Mieczyslaw Weinberg’s
The Passenger is an opera with an incredibly hard, warped and, finally, obviously fortunate life. This opera is about the Auschwitz, about the people who were
cogs in the merciless
factory of death, about crime and punishment which have no term of limitation. Weinberg’s
The Passenger ranges among the main art works dedicated to this theme: from Liliana Cavani’s
The Night Porter to Jonathan Littell’s
Les Bienveillantes. And it is one of the best of its kind.
The composer finished the score of The Passenger (libretto of Alexander Medvedev after the novel of the Polish writer Zofia Posmysz) in 1968. The opera was hailed by the composer’s colleagues. Dmitri Shostakovich wrote, This piece is necessary in our time. The Passenger was scheduled to be produced at the Bolshoi Theatre. But it all came to nothing. The theatres cancelled the announced premieres. There was a conspiracy of silence about the opera. For nearly forty years The Passenger was disfavored, and only in 2006 its premiere took place as a semi-stage performance in Moscow. In February 2010 it was performed in a concert version in Novosibirsk.

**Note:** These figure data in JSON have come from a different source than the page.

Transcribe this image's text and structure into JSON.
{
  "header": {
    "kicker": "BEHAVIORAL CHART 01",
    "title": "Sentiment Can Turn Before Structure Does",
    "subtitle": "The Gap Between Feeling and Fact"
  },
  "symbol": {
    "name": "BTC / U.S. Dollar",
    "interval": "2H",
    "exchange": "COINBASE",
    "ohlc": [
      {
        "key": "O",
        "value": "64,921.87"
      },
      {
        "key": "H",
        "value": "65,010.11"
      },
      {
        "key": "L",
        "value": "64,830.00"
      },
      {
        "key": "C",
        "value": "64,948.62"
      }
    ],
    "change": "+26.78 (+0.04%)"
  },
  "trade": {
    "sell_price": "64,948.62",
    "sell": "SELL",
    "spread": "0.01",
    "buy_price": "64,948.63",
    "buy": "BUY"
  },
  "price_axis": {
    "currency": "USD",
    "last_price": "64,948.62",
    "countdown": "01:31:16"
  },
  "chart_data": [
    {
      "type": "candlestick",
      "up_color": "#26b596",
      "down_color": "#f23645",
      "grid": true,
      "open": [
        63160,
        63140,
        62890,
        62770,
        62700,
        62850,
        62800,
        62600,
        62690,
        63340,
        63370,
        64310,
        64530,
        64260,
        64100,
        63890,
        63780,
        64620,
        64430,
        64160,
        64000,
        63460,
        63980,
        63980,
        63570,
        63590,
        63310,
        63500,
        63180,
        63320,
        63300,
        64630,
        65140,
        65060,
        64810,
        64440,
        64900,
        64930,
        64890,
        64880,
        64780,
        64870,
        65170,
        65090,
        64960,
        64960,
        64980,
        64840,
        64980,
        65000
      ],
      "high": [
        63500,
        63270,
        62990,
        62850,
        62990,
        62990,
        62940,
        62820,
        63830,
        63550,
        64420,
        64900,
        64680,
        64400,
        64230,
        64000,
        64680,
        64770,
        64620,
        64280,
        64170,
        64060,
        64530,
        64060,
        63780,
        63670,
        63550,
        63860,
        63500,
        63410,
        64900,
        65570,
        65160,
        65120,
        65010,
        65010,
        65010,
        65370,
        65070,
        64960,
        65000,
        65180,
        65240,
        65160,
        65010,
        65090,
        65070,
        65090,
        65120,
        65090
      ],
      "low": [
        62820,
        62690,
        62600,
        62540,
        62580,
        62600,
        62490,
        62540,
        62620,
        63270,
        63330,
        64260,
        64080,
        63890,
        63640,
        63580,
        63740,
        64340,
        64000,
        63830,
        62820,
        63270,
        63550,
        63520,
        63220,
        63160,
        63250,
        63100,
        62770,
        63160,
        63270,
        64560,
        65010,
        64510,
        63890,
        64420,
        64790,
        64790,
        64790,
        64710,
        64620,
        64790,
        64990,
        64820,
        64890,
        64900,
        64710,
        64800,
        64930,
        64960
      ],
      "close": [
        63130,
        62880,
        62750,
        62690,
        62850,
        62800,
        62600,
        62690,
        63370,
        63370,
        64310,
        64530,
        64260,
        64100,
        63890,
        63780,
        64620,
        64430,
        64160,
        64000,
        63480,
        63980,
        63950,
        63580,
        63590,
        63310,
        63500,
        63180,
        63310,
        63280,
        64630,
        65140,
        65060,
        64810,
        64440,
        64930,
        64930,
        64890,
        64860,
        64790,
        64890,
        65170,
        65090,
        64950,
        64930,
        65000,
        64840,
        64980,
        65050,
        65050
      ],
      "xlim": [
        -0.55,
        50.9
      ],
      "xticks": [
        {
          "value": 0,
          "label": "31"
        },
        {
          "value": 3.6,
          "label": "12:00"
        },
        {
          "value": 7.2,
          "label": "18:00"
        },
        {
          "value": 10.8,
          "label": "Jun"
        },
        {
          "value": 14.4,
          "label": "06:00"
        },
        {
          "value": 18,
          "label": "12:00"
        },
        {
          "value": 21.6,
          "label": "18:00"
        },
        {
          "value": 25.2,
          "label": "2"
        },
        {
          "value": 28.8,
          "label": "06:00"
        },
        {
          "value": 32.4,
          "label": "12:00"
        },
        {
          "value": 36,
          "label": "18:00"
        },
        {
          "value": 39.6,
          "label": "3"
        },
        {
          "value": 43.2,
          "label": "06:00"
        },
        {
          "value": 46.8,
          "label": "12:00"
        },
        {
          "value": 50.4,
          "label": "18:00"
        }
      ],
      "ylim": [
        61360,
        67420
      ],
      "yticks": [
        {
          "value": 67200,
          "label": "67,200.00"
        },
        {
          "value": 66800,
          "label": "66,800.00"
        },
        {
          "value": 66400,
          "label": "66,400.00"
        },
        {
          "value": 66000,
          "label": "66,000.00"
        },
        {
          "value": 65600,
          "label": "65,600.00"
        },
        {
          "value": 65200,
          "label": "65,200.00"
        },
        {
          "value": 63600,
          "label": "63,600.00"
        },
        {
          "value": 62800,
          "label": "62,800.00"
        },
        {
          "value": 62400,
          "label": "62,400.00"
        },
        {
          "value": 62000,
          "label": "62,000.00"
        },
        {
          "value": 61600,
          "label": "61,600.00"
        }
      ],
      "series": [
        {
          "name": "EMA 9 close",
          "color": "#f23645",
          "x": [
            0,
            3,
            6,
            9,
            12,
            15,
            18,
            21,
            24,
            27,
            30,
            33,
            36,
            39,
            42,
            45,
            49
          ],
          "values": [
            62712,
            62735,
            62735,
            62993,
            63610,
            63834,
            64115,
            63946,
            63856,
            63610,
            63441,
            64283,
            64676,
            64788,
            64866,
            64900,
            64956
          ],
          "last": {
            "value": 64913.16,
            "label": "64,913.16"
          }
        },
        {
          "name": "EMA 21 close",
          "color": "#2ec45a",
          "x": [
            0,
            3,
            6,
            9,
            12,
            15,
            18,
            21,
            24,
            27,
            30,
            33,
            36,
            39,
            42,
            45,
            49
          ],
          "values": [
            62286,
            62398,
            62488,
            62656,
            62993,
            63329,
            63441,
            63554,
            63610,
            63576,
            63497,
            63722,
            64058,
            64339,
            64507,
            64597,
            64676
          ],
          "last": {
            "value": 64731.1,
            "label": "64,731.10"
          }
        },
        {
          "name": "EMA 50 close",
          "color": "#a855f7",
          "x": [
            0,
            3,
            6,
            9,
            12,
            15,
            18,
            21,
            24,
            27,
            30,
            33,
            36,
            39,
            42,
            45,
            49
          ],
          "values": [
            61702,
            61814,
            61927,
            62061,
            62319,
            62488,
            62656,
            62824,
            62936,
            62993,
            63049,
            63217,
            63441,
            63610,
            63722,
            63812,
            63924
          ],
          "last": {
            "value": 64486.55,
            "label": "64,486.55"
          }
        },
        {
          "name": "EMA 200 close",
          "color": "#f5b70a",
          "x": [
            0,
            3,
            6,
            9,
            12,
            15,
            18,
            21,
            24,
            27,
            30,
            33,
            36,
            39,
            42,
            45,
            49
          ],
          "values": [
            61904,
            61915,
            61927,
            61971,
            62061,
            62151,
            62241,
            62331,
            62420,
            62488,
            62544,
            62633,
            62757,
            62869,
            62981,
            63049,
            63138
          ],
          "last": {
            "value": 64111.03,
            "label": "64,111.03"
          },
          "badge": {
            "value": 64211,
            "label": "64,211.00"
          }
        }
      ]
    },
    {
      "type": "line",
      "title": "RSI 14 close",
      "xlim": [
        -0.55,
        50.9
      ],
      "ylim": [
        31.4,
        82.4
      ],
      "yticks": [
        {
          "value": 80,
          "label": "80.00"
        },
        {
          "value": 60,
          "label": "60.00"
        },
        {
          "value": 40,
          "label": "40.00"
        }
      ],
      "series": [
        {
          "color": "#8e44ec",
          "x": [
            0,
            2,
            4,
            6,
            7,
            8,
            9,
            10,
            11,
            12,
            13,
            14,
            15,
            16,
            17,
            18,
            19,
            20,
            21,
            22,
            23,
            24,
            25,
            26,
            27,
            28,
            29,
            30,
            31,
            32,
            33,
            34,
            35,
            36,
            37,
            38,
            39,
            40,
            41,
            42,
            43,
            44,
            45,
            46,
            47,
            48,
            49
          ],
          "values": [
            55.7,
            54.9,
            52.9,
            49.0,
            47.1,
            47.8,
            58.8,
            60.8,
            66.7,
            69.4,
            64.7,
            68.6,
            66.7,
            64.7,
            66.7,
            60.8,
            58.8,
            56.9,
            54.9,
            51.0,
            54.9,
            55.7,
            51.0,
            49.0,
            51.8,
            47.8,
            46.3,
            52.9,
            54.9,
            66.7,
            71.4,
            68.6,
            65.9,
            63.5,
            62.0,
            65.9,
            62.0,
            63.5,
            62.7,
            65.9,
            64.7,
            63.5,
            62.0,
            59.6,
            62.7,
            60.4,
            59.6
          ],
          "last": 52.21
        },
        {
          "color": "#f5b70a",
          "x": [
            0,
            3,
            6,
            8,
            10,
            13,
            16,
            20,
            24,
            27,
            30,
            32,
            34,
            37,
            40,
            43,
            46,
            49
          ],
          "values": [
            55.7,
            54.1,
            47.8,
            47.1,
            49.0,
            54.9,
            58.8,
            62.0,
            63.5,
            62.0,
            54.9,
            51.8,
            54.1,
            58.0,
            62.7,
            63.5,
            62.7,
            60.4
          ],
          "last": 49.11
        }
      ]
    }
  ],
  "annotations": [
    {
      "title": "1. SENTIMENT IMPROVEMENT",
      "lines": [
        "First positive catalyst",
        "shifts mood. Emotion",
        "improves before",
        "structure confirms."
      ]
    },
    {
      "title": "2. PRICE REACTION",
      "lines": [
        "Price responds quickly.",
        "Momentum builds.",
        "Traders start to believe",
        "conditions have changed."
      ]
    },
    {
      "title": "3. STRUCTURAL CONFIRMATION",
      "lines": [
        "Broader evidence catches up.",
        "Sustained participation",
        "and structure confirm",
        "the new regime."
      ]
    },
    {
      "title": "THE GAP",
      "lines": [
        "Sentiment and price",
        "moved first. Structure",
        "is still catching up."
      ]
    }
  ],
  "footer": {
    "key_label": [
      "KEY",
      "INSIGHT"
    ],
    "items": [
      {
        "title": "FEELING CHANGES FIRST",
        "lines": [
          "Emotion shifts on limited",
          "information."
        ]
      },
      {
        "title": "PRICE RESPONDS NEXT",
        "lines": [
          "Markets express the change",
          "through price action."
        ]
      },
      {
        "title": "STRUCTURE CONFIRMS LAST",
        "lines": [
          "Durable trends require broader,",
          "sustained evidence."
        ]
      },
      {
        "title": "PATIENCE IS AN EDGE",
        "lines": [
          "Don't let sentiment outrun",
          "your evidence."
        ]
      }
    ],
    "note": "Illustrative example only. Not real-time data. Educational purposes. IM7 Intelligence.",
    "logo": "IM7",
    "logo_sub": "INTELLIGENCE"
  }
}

But The Passenger did not start its triumphal march across world stages until its fully-staged premiere was shown at the Bregenz Festival (July 2010). In October 2010 Weinberg’s opera was staged in Warsaw, with subsequent performances in London (2011), Madrid (2012), Karlsruhe (2013), Houston (2014); later in 2014 it was shown at the Lincoln Centre Festival (New-York), and then in Chicago and Frankfurt am Main (both in 2015). In Russia it was performed in concert in Perm in 2014, and in September 2016 the opera had its Russian premiere in Yekaterinburg.
The Moscow premiere of the opera took place on 27 January 2017 at Novaya Opera. The date was chosen on purpose. January 27 is the International Holocaust Remembrance Day. On this day in 1945 the Auschwitz concentration and death camp was liberated by the Soviet Army. And now it is safe to say that the premiere of The Passenger has been an event not only in the cultural but also in the public and international life of our capital.
The Passenger has gathered a stellar team of producers and performers. The stage director of the production is TV director Sergey Shirokov, for whom it is a debut in an opera house. His directing works on TV, however, are known to almost all people in Russia. For many years Sergey Shirokov has been the director of very popular entertainment programmes on the Rossiya TV channel.
The designer is Larisa Lomakina, who is well known to the Moscow audience for her outstanding drama productions in the drama theatre, including her joint projects with the director Konstantin Bogomolov.
The costume designer is the famous Russian fashion designer Igor Chapurin. Apart from his haute coutureworks, he has at various times collaborated with leading drama and ballet theatres in Russia and abroad.
Says stage director Sergei Shirokov:
“For me The Passenger is not just an opera among other pieces of the 20th-century musical theatre. The Passenger has enormous emotional tension; it is an absolutely “direct utterance” which in some scenes is so touching and even sentimental, but at certain points becomes terribly cruel. It is almost an ancient Greek drama – a very intelligible one despite the intricate orchestral coloration and highly expressive vocal speech. The Passenger makes it possible for a contemporary director to use in his work all available means of expression and artistic idioms, including those far apart from traditional operatic stereotypes. In this regard The Passenger is an “open form”. However, it is also a very “classical” piece in which its moral message and ethical axis place strict restrictions on any our fantasies…”
The Novaya Opera workers consisting of Natalya Kreslina (Marta), Valeria Pfister (Liese), Dmitry Pianov (Walter) and Sergey Shirokov (stage director) have been awarded the Moscow City Literature and Arts Prize in the Musical Art Nomination for producing Weinberg's opera The Passenger.